I'm still suffering with this problem, just started to spend some time on investigating again. I've come across something that may be useful in a log file (C:\ProgramData\Parallels\RASLogs\controller.log).

- User (user1@domain) connected from client (fda3:a921:8312.....), machine (LAPTOP1)() mode Gateway, using OS: Microsoft Windows 10 Enterprise 2015 LTSB Edition (x64) , Client version: 15.5 (build 16283).
- Resource LB User 'user1' Server 'SERVER01' Session state: 0 - New Session
- Client Rules: rule 'Policy' matched. User: user1 Gateway: 192.168.1.30 Mac Address:
- User user1@domain, Client LAPTOP1, Address 192.168.0.1:58601 wants to open "#129" Application, Server SERVER01:3389 is available

The client 'LAPTOP1' is connected to DirectAccess, therefore has an IPv6 address.
SERVER01 is an application server.
192.168.1.30 is the Parallels Gateway
192.168.0.1 is the IP address of the DirectAccess VPN server on the internal LAN

It looks to me like Parallels receives the request to launch the application from the remote laptop with its IPv6 address, then tries to start the application using the name of the remote laptop, but using the IPv4 address of the DirectAccess server instead of the IPv6 address of the remote laptop. Seems to me the gateway gets confused about where the request for the application came from, the remote laptop or the VPN server, this is why the application does not start.
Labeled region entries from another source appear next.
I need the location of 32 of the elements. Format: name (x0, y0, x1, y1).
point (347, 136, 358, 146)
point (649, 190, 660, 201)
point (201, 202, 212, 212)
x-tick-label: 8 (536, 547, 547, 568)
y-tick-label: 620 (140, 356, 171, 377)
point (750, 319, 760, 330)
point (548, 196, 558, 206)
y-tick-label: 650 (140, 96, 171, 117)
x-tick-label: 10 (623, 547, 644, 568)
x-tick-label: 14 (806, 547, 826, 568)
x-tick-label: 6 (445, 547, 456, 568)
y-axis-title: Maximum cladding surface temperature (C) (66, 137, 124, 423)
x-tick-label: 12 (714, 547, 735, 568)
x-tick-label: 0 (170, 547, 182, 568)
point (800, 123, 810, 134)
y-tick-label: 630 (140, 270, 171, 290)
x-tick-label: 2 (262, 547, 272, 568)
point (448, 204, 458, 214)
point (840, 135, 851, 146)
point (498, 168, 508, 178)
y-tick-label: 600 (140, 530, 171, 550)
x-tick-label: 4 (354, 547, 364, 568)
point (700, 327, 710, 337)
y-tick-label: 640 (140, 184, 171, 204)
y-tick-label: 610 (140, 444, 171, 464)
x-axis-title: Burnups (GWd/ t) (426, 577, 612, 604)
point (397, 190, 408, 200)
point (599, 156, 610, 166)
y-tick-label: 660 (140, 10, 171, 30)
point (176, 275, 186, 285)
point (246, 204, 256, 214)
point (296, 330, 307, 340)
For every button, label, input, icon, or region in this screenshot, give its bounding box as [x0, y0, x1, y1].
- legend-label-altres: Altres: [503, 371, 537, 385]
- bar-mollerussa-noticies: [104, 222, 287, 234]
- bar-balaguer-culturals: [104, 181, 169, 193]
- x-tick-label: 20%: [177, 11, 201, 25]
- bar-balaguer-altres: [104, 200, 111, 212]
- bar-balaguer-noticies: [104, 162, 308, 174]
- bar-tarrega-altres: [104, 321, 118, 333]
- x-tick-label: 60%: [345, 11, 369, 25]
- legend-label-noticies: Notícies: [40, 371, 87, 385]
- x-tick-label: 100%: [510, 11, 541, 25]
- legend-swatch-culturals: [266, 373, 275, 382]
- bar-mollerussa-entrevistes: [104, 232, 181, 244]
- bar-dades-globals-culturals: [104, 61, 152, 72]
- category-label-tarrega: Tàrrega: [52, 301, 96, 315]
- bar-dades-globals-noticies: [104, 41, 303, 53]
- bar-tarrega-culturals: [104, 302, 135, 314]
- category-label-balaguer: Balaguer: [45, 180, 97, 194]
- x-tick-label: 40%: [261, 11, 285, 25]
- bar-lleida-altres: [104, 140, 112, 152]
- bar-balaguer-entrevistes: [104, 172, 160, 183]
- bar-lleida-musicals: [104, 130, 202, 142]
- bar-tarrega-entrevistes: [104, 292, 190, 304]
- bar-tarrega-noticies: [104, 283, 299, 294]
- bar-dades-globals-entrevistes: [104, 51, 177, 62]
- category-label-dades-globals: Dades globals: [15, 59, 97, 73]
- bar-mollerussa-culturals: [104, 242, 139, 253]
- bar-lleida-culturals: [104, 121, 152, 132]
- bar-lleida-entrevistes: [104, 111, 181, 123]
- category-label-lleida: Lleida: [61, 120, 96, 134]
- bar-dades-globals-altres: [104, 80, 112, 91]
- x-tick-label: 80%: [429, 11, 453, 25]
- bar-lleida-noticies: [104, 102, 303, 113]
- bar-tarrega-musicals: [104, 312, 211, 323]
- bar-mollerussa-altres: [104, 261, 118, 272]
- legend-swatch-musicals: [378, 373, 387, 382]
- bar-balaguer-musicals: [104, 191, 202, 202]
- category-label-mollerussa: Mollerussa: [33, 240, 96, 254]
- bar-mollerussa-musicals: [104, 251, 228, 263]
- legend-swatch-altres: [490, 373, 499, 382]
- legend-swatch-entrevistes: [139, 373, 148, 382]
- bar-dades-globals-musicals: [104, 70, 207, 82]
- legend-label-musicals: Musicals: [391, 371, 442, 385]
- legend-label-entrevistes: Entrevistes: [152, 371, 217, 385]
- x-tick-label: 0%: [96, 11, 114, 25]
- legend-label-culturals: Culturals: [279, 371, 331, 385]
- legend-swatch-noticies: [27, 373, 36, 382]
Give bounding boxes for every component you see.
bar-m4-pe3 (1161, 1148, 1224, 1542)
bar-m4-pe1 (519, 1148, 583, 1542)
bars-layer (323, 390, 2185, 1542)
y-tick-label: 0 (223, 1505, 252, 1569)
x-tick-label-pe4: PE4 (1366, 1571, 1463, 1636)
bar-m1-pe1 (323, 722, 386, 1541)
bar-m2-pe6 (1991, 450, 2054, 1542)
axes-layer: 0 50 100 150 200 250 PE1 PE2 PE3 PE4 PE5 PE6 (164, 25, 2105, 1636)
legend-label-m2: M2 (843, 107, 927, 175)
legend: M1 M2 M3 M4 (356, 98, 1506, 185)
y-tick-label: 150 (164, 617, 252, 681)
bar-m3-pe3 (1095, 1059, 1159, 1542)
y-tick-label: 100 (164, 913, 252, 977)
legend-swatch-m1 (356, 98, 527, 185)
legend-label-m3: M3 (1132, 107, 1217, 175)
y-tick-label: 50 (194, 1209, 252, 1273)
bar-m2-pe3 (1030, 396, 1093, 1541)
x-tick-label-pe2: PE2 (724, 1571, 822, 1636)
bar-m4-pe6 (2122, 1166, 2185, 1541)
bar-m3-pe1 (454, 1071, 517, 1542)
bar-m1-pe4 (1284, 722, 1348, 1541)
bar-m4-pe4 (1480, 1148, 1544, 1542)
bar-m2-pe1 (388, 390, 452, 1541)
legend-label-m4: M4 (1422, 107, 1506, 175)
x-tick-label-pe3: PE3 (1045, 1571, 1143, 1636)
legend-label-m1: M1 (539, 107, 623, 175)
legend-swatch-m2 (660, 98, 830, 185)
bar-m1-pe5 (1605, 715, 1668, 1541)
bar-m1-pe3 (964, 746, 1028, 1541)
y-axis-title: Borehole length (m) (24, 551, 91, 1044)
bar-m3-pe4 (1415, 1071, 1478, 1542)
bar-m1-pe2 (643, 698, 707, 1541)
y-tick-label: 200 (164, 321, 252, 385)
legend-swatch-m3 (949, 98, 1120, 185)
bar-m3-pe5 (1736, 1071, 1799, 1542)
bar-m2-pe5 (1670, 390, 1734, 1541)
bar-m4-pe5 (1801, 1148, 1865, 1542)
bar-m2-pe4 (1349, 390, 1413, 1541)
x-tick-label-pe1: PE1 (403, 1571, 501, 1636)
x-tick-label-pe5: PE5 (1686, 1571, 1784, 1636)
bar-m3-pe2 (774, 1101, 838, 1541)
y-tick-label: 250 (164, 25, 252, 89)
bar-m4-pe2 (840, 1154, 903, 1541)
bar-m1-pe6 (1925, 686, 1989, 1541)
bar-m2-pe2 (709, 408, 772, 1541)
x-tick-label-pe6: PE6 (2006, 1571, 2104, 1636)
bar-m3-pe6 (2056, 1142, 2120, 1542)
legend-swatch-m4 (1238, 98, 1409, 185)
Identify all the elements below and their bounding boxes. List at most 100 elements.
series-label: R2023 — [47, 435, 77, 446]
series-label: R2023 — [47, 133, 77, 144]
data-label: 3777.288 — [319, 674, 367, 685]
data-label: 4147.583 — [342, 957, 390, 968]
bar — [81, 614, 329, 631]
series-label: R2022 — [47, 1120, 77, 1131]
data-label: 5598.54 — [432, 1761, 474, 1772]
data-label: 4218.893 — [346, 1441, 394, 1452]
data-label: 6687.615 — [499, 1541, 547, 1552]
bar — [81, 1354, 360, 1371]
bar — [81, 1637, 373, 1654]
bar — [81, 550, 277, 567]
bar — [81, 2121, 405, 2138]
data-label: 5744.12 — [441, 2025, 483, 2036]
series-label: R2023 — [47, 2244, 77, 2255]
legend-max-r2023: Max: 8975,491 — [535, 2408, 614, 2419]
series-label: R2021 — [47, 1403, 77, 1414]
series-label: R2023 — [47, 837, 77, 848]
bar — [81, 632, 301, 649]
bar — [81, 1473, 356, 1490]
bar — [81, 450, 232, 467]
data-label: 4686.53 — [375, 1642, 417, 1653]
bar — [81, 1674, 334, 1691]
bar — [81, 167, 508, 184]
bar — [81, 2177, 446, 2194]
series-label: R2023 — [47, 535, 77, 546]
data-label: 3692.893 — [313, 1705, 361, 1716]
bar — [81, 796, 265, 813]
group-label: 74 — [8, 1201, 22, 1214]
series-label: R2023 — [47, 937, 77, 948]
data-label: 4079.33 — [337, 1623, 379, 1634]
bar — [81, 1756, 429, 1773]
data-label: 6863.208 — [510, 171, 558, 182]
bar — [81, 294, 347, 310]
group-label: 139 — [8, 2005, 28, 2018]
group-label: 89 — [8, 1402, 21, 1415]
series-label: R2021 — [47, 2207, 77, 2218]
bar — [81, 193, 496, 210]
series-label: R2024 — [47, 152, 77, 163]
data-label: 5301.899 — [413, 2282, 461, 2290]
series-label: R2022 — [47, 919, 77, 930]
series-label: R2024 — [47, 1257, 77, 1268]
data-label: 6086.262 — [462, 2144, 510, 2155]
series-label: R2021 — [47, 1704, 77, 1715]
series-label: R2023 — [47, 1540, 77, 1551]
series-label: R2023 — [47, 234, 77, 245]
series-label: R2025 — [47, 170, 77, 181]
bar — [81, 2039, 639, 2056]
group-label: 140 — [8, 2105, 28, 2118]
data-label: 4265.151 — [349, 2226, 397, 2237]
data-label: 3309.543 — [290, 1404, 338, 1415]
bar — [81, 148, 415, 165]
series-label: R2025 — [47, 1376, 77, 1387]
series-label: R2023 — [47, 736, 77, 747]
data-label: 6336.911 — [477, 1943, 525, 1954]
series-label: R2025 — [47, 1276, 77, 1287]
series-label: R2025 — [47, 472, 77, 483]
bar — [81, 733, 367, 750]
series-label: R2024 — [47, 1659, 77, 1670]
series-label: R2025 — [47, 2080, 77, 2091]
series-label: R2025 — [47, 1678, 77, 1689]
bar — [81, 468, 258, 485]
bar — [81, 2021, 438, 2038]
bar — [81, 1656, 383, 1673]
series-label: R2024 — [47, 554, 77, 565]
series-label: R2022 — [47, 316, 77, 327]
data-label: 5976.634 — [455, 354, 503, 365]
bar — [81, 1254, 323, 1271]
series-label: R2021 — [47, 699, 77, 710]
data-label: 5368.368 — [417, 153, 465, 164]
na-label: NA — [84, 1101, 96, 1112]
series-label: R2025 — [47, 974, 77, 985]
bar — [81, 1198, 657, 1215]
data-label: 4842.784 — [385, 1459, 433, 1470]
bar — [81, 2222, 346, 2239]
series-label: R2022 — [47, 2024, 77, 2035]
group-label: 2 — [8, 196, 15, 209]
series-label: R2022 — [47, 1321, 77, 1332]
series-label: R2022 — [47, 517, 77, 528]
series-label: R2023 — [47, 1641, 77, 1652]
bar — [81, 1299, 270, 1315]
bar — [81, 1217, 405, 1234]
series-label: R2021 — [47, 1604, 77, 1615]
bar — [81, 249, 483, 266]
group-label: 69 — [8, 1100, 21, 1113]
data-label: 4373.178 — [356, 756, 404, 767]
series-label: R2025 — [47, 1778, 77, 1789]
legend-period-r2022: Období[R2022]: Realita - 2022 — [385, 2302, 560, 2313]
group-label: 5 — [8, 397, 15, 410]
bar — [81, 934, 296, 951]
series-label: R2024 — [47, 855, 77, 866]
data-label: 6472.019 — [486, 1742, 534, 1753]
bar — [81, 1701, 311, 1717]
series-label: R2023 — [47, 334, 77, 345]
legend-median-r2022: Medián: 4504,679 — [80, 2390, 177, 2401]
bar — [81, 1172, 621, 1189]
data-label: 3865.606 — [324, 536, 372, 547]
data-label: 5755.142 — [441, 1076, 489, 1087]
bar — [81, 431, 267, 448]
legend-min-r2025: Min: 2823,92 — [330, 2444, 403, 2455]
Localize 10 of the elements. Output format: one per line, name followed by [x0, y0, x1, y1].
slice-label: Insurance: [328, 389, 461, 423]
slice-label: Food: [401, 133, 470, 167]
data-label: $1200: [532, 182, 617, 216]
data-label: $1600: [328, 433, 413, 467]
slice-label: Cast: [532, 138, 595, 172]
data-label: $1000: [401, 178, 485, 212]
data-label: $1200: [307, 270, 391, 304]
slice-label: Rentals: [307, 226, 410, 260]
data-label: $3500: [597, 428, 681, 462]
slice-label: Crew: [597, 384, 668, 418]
The last line above should read:
User user1@domain, Client LAPTOP1, Address fda3:a921:8312.....:58601 wants to open "#129" Application, Server SERVER01:3389 is available

 

@MatthewP11
In the last line of your log portion you posted, the address shown what the public IP of LAPTOP1 looks like to the gateway. Thus it makes sense that it is giving the DirectAccess VPN's IP.

Error 516 means that the client could perform an RDP connection to the given server. In gateway mode, this could be an indication that the gateway was unable to connect to the RDP server (SERVER01:3389) that was provided by the publishing agent.